RepAvg: Average repeatability score.
ZCDF0M11: Unique sample identifier and SNP scored as binary presence/absence data: "1" if SNP is present in the sample; "0" if SNP is absent in the sample; "-" if failed to score (low-quality or missing data). All remaining columns starting with ZC follow this description.
Insect Collection
The study sampled aquatic insects at 11 sites across three streams in two neighboring catchments on Mount Pirongia, New Zealand, selected based on land cover, accessibility, and species presence. Sampling occurred at 3–4 sites per stream, spaced at least 490 m apart. Three additional stream sites were included at Mount Karioi (Wainui Stream), approximately 30 km from the main study area, and Mount Taranaki (Katikara & Patea Streams), about 170 km away. All streams had perennial flow, boulder/cobble bottoms, and minimal sediment deposition. Coloburiscus humeralis and Zelandobius confusus nymphs, and Hydropsyche fimbriata larvae were collected via kick-netting or hand-picking and preserved in 95% ethanol.
DNA extraction and SNP sequencing
DNA extraction, sequencing, and SNP genotyping were conducted by Diversity Array Technology (DarTseq™) in Australia. DNA was digested with the PstI-SphI enzyme pair, selected through a pilot study for optimal genome complexity reduction. Custom adapters were used for Illumina sequencing, and fragments were amplified via PCR. Amplified products were pooled and sequenced using 77 cycles of single-read sequencing on the HiSeq2500 (Illumina) platform. Raw reads were processed with a proprietary DarT pipeline for filtering, variant calling, and genotype generation. Each DNA sample was genotyped in duplicate to assess marker reproducibility. SNPs polymorphic across samples were scored as binary data: ‘1’ for presence, ‘0’ for absence, and ‘-’ for missing data.

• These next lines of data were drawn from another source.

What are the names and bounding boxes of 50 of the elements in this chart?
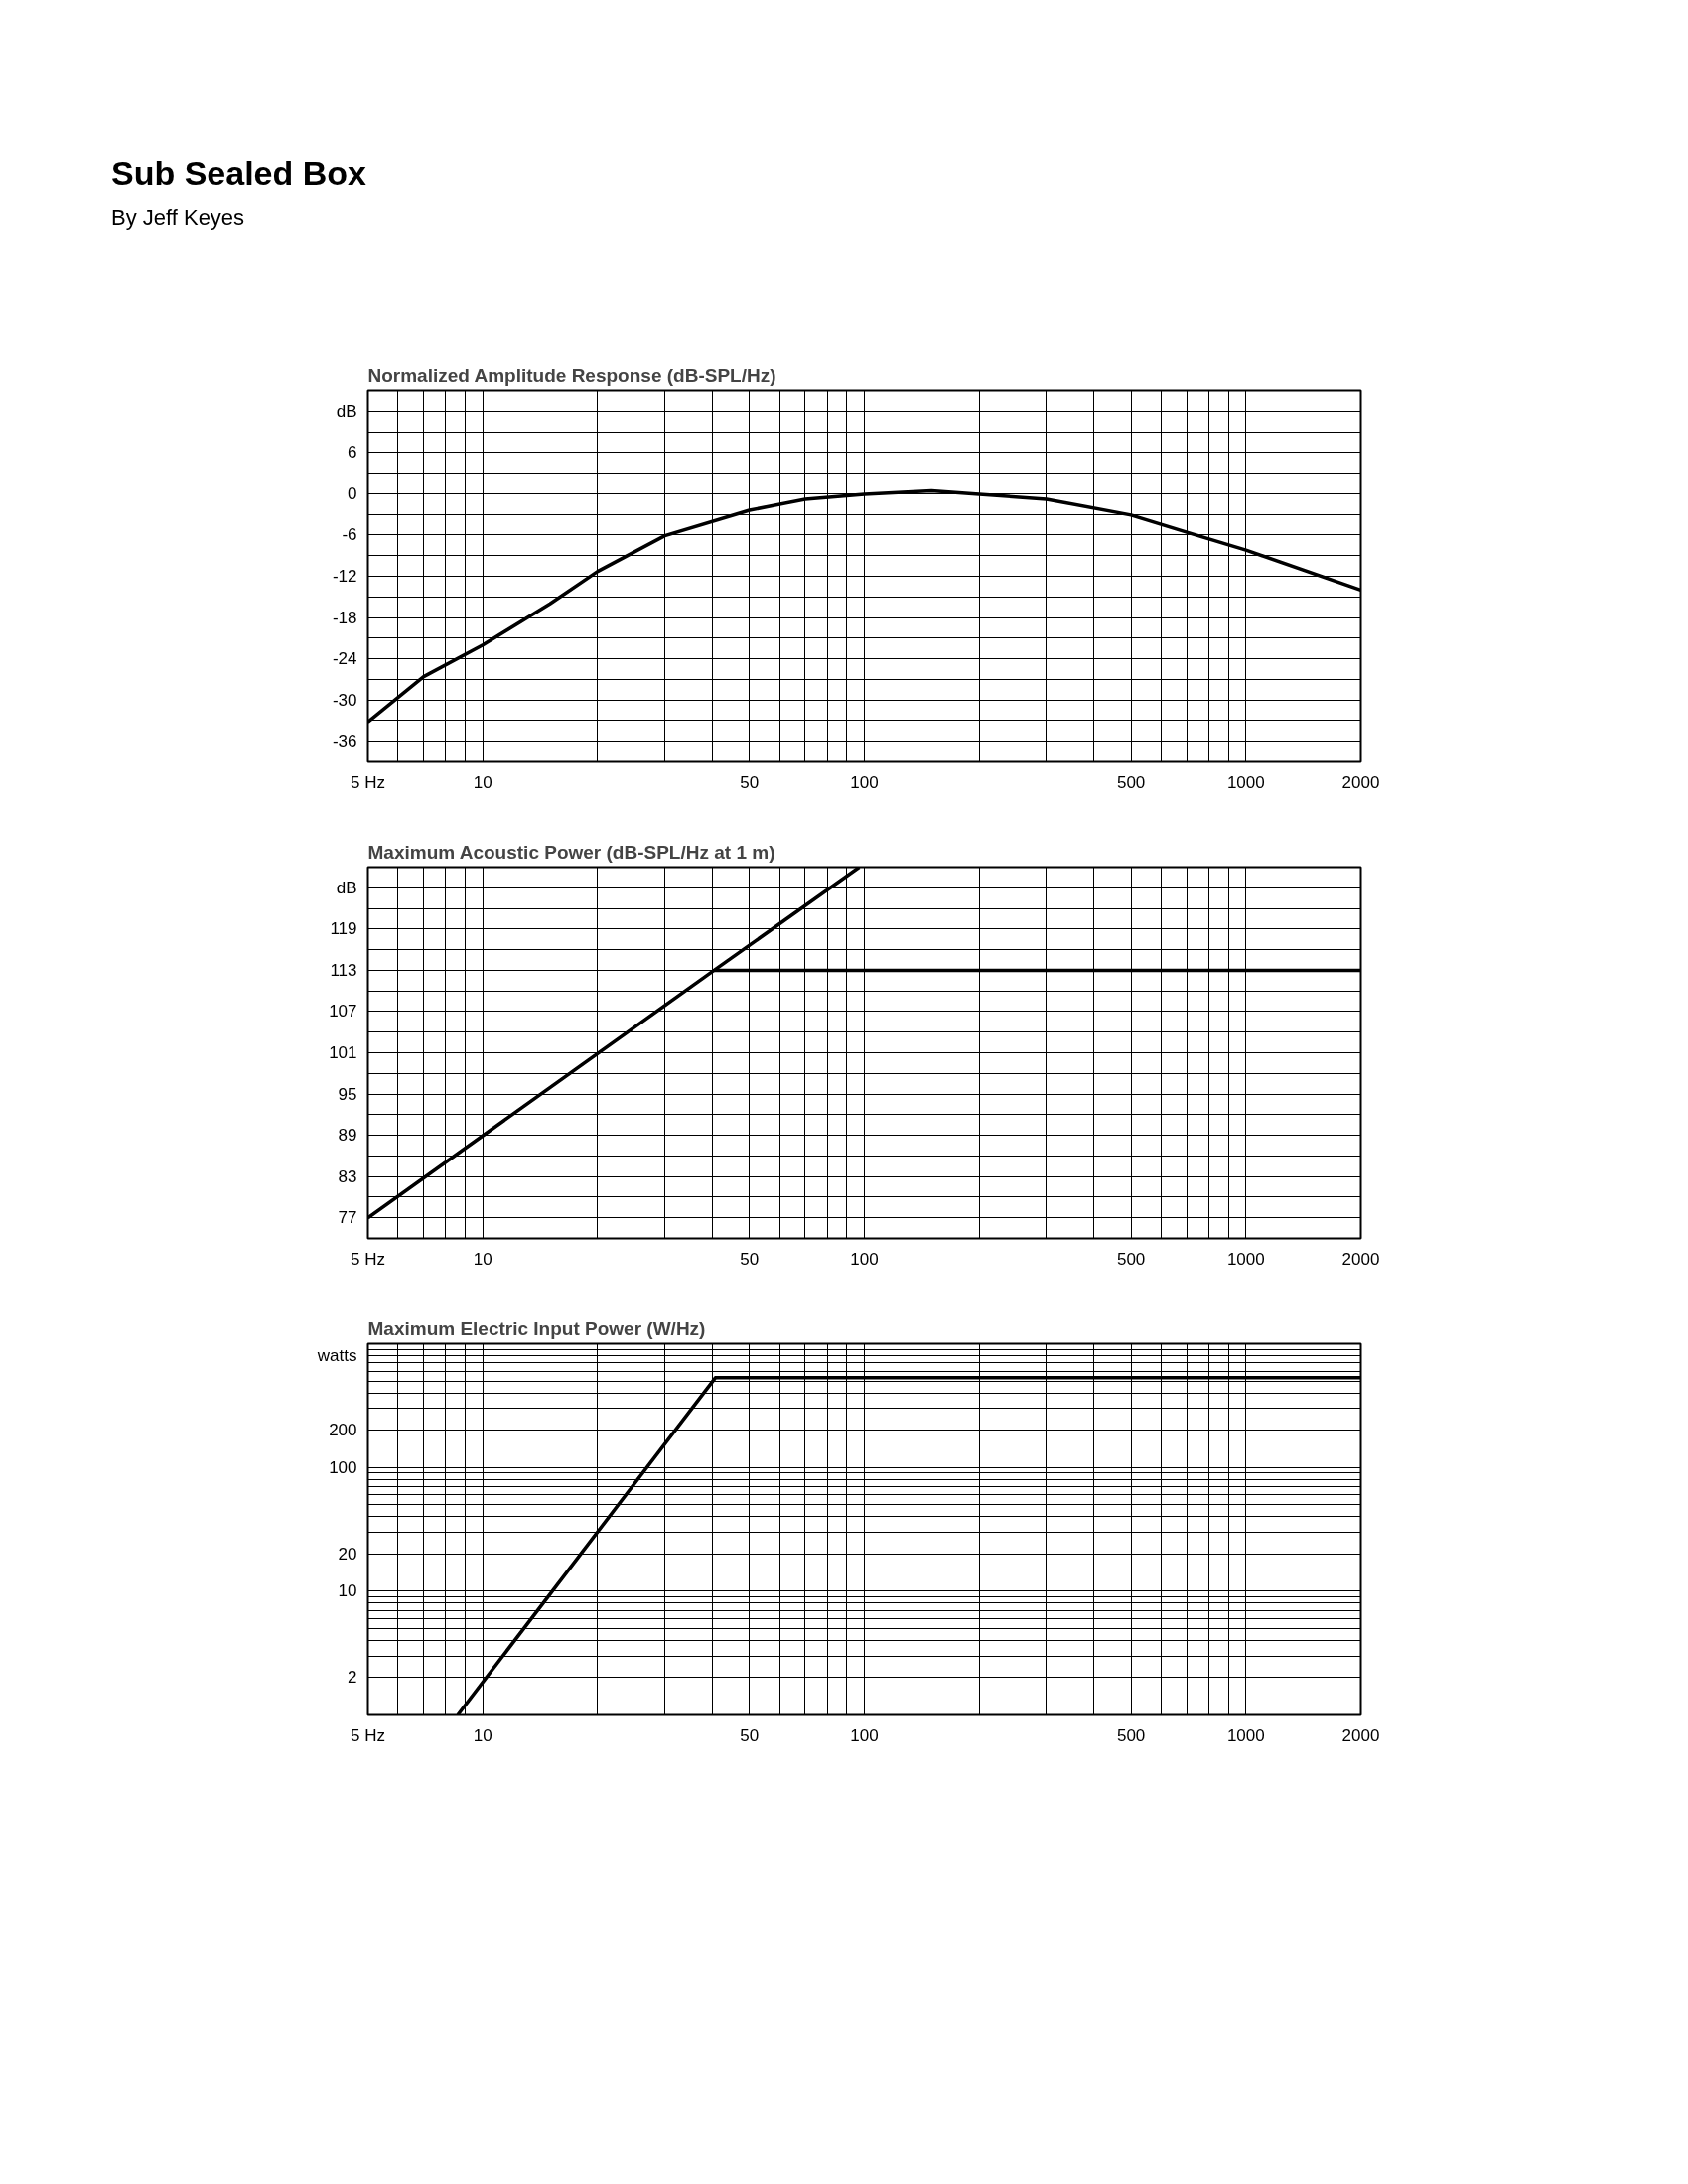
y-tick-label: 119 xyxy=(330,919,357,939)
x-tick-label: 1000 xyxy=(1226,772,1265,792)
chart-title: Normalized Amplitude Response (dB-SPL/Hz) xyxy=(367,364,776,386)
x-tick-label: 5 Hz xyxy=(351,772,385,792)
x-tick-label: 5 Hz xyxy=(351,1725,385,1745)
x-tick-label: 50 xyxy=(740,772,760,792)
y-tick-label: watts xyxy=(316,1346,357,1366)
y-tick-label: 6 xyxy=(348,443,357,463)
y-tick-label: 10 xyxy=(338,1581,357,1601)
y-tick-label: 95 xyxy=(338,1084,357,1104)
x-tick-label: 2000 xyxy=(1341,772,1380,792)
y-tick-label: 100 xyxy=(329,1457,357,1477)
y-tick-label: dB xyxy=(336,401,357,421)
y-tick-label: 77 xyxy=(338,1208,357,1228)
text: Sub Sealed Box xyxy=(111,153,366,194)
x-tick-label: 1000 xyxy=(1226,1725,1265,1745)
text: By Jeff Keyes xyxy=(111,204,245,232)
y-tick-label: -30 xyxy=(332,690,357,710)
y-tick-label: dB xyxy=(336,878,357,897)
x-tick-label: 1000 xyxy=(1226,1249,1265,1269)
y-tick-label: -12 xyxy=(332,566,357,586)
x-tick-label: 5 Hz xyxy=(351,1249,385,1269)
y-tick-label: 83 xyxy=(338,1166,357,1186)
y-tick-label: 20 xyxy=(338,1544,357,1564)
chart-title: Maximum Acoustic Power (dB-SPL/Hz at 1 m) xyxy=(367,841,775,863)
x-tick-label: 50 xyxy=(740,1725,760,1745)
y-tick-label: -6 xyxy=(342,525,357,545)
x-tick-label: 500 xyxy=(1116,772,1146,792)
y-tick-label: 2 xyxy=(348,1668,357,1688)
y-tick-label: -24 xyxy=(332,649,357,669)
x-tick-label: 500 xyxy=(1116,1725,1146,1745)
x-tick-label: 100 xyxy=(850,1725,879,1745)
y-tick-label: -36 xyxy=(332,732,357,751)
x-tick-label: 10 xyxy=(473,1725,492,1745)
y-tick-label: 113 xyxy=(330,960,357,980)
x-tick-label: 100 xyxy=(850,1249,879,1269)
x-tick-label: 500 xyxy=(1116,1249,1146,1269)
chart-title: Maximum Electric Input Power (W/Hz) xyxy=(367,1317,706,1339)
y-tick-label: 89 xyxy=(338,1126,357,1146)
y-tick-label: -18 xyxy=(332,608,357,627)
y-tick-label: 101 xyxy=(329,1042,357,1062)
y-tick-label: 200 xyxy=(329,1421,357,1440)
x-tick-label: 10 xyxy=(473,772,492,792)
x-tick-label: 100 xyxy=(850,772,879,792)
x-tick-label: 10 xyxy=(473,1249,492,1269)
y-tick-label: 0 xyxy=(348,483,357,503)
y-tick-label: 107 xyxy=(329,1002,357,1022)
x-tick-label: 50 xyxy=(740,1249,760,1269)
x-tick-label: 2000 xyxy=(1341,1249,1380,1269)
x-tick-label: 2000 xyxy=(1341,1725,1380,1745)
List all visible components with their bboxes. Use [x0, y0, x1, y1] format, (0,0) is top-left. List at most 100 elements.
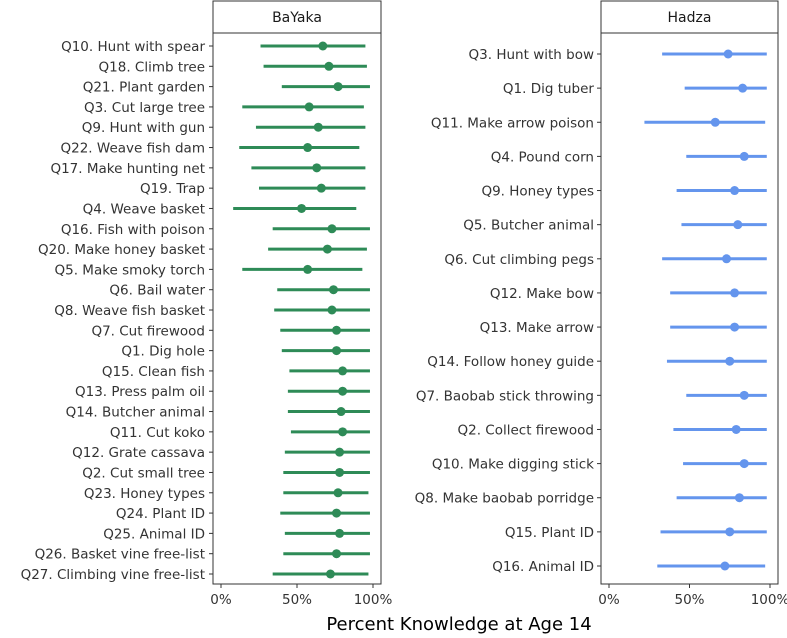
estimate-point: [332, 325, 342, 335]
estimate-point: [335, 447, 345, 457]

Additional sequence data information
All individuals were also sequenced for the cytochrome c oxidase subunit I (COI) gene, conducted by the Canadian Centre for DNA Barcoding. Each individual sample ID in the SNP csv files can be matched to both the raw COI sequence data and the sample metadata in the dataset DS-EPTNZNI, published on the Barcode of Life Data Systems (BOLD) at dx.doi.org/10.5883/DS-EPTNZNI.